Name the distribution of the random variable described and specify the parameters. The time until failure of a computer part tends to be very high early on, but becomes less likely as time goes on. The mean of the failure time is $200$ days (rate=$1/200$). Let $Y$ be the time until failure of the computer part.

Generally, when looking at rate problems we are dealing with an exponential distribution. This is again confirmed by the higher failures early on and then the failure rate tapering off, much like the PDF of the distribution itself.

\[Y \sim Exp(1/200)\]

6

Let $Y \sim Beta(\alpha, \beta)$. Derive $E(Y)$ and $Var(Y)$.

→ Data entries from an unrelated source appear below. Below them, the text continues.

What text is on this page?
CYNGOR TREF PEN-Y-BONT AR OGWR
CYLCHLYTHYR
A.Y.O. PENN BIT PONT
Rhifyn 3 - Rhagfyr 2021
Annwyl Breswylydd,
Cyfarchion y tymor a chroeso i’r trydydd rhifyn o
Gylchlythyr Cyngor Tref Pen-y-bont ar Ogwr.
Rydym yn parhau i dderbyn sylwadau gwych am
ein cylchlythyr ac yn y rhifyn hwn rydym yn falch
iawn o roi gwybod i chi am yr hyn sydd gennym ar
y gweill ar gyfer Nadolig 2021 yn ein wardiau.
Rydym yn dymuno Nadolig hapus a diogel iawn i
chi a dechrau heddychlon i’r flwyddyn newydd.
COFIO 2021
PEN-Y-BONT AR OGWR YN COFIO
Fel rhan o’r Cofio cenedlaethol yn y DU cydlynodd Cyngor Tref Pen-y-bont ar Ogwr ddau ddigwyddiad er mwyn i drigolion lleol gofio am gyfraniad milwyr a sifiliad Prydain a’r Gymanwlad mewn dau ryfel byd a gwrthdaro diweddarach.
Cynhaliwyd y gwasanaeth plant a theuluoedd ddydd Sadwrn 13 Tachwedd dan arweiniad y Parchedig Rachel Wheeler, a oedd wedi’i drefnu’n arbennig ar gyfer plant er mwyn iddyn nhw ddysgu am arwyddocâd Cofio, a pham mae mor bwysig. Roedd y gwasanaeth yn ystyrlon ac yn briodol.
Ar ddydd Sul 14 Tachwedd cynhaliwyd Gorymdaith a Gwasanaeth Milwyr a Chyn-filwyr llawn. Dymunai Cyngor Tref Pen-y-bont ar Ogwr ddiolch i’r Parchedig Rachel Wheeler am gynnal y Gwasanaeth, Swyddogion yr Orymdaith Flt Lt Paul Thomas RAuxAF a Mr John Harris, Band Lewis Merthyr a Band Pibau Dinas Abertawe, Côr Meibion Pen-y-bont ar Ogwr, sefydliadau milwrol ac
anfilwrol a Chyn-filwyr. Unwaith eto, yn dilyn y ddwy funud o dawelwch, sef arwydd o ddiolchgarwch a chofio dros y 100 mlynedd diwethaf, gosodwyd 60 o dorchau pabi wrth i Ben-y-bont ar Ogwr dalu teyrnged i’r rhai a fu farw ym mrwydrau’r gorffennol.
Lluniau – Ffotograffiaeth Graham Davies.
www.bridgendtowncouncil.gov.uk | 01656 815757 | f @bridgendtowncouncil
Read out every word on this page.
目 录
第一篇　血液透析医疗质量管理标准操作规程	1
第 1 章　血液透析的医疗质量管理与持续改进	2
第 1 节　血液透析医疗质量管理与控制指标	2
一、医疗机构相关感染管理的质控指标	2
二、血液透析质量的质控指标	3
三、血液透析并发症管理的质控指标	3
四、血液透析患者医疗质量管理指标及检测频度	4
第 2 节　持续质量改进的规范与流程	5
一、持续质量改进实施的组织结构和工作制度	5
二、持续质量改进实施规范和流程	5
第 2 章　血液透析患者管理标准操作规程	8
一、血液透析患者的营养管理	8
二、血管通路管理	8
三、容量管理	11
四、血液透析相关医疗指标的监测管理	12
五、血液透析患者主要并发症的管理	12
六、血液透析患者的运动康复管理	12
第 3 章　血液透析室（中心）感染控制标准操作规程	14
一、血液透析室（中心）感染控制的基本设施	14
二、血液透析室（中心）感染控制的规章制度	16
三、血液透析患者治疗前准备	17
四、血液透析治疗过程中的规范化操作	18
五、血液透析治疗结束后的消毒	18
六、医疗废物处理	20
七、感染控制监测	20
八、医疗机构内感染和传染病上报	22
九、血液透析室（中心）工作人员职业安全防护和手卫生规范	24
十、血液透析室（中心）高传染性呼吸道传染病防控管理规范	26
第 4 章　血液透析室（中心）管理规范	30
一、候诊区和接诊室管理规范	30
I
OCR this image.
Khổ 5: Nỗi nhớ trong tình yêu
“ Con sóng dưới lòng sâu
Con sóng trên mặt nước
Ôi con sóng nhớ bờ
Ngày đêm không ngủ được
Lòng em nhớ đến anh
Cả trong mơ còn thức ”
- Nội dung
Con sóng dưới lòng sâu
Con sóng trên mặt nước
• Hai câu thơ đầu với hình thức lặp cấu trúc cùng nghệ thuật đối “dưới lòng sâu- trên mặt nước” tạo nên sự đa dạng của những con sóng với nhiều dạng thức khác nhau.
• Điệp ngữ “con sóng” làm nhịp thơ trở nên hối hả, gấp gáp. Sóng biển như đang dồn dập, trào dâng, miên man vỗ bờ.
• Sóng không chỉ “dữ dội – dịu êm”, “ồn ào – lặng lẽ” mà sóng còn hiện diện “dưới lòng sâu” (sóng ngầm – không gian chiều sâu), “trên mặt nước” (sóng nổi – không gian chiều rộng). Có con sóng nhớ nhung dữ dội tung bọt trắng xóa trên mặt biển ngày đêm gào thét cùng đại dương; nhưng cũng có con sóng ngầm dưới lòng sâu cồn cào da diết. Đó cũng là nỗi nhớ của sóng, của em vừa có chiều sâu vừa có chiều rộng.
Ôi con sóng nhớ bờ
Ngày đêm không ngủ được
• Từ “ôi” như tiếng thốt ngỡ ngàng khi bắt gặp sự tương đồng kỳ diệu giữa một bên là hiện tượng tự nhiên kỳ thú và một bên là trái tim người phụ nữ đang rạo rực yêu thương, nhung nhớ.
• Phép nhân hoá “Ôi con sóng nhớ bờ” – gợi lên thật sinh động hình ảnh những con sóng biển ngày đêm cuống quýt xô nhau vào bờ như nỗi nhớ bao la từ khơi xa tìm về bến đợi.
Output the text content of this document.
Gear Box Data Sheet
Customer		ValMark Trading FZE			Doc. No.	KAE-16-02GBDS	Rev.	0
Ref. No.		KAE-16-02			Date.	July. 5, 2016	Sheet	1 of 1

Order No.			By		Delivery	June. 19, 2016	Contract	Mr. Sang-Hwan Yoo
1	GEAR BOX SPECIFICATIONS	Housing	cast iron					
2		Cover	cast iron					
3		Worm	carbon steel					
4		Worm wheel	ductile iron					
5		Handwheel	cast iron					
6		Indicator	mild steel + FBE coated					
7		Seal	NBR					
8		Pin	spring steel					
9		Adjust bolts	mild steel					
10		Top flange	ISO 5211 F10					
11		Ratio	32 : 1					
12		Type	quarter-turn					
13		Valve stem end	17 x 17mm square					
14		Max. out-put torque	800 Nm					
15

\[\begin{align} E(Y) & = \int_{0}^{1} y \cdot \frac{\Gamma(\alpha + \beta)}{\Gamma(\alpha)\Gamma(\beta)} y^{\alpha - 1} (1-y)^{\beta - 1} dy\\ & = \int_{0}^{1} \frac{\Gamma(\alpha + \beta)}{\Gamma(\alpha)\Gamma(\beta)} y^{(\alpha + 1) - 1} (1-y)^{\beta - 1} dy & \text{Multiply in $y$}\\ & = \frac{\Gamma(\alpha + \beta)}{\Gamma(\alpha)} \int_{0}^{1} \frac{1}{\Gamma(\beta)} y^{(\alpha + 1) - 1} (1-y)^{\beta - 1} dy & \text{Pull out contants with $\alpha$} \\ & = \frac{\Gamma(\alpha + \beta)}{\Gamma(\alpha)} \frac{\Gamma(\alpha + 1)}{\Gamma(\alpha + 1 + \beta)}\int_{0}^{1} \frac{\Gamma(\alpha + 1 + \beta)}{\Gamma(\alpha + 1)\Gamma(\beta)} y^{(\alpha + 1) - 1} (1-y)^{\beta - 1} dy & \text{Multiply in new constants}\\ & = \frac{\Gamma(\alpha + \beta)}{\Gamma(\alpha)} \frac{\Gamma(\alpha + 1)}{\Gamma(\alpha + 1 + \beta)} & \text{The integral is a gamma PDF}\\ & = \frac{\Gamma(\alpha + \beta)}{\Gamma(\alpha)} \frac{\Gamma(\alpha)}{\Gamma(\alpha + \beta)} \frac{\alpha}{\alpha + \beta} & \text{Pull out terms from gamma function} \\ & = \frac{\alpha}{\alpha + \beta} \end{align}\] \[\begin{align} Var(Y) & = E(Y^2) - E(Y)^2\\ \\ E(Y^2) & = \int_{0}^{1} y^2 \cdot \frac{\Gamma(\alpha + \beta)}{\Gamma(\alpha)\Gamma(\beta)} y^{\alpha - 1} (1-y)^{\beta - 1} dy\\ & = \int_{0}^{1} \frac{\Gamma(\alpha + \beta)}{\Gamma(\alpha)\Gamma(\beta)} y^{(\alpha + 2) - 1} (1-y)^{\beta - 1} dy & \text{Multiply in $y^2$} \\ & = \frac{\Gamma(\alpha + \beta)}{\Gamma(\alpha)} \int_{0}^{1} \frac{1}{\Gamma(\beta)} y^{(\alpha + 2) - 1} (1-y)^{\beta - 1} dy & \text{Pull out contants with $\alpha$} \\ & = \frac{\Gamma(\alpha + \beta)}{\Gamma(\alpha)} \frac{\Gamma(\alpha + 2)}{\Gamma(\alpha + 2 + \beta)}\int_{0}^{1} \frac{\Gamma(\alpha + 2 + \beta)}{\Gamma(\alpha + 2)\Gamma(\beta)} y^{(\alpha + 2) - 1} (1-y)^{\beta - 1} dy & \text{Multiply in new constants}\\ & = \frac{\Gamma(\alpha + \beta)}{\Gamma(\alpha)} \frac{\Gamma(\alpha + 2)}{\Gamma(\alpha + 2 + \beta)} & \text{The integral is a gamma PDF}\\ & = \frac{\Gamma(\alpha + \beta)}{\Gamma(\alpha)} \frac{\Gamma(\alpha)}{\Gamma(\alpha + \beta)} \frac{(\alpha + 1) (\alpha)}{(\alpha + \beta + 1) (\alpha + \beta)} & \text{Pull out terms from gamma function} \\ & = \frac{(\alpha + 1) (\alpha)}{(\alpha + \beta + 1) (\alpha + \beta)}\\ \\ Var(Y) & = E(Y^2) - E(Y)^2\\ & = \frac{(\alpha + 1) (\alpha)}{(\alpha + \beta + 1) (\alpha + \beta)} - (\frac{\alpha}{\alpha + \beta})^2 \\ & = \frac{\alpha \beta}{(\alpha + \beta)^2(\alpha + \beta + 1)} \end{align}\]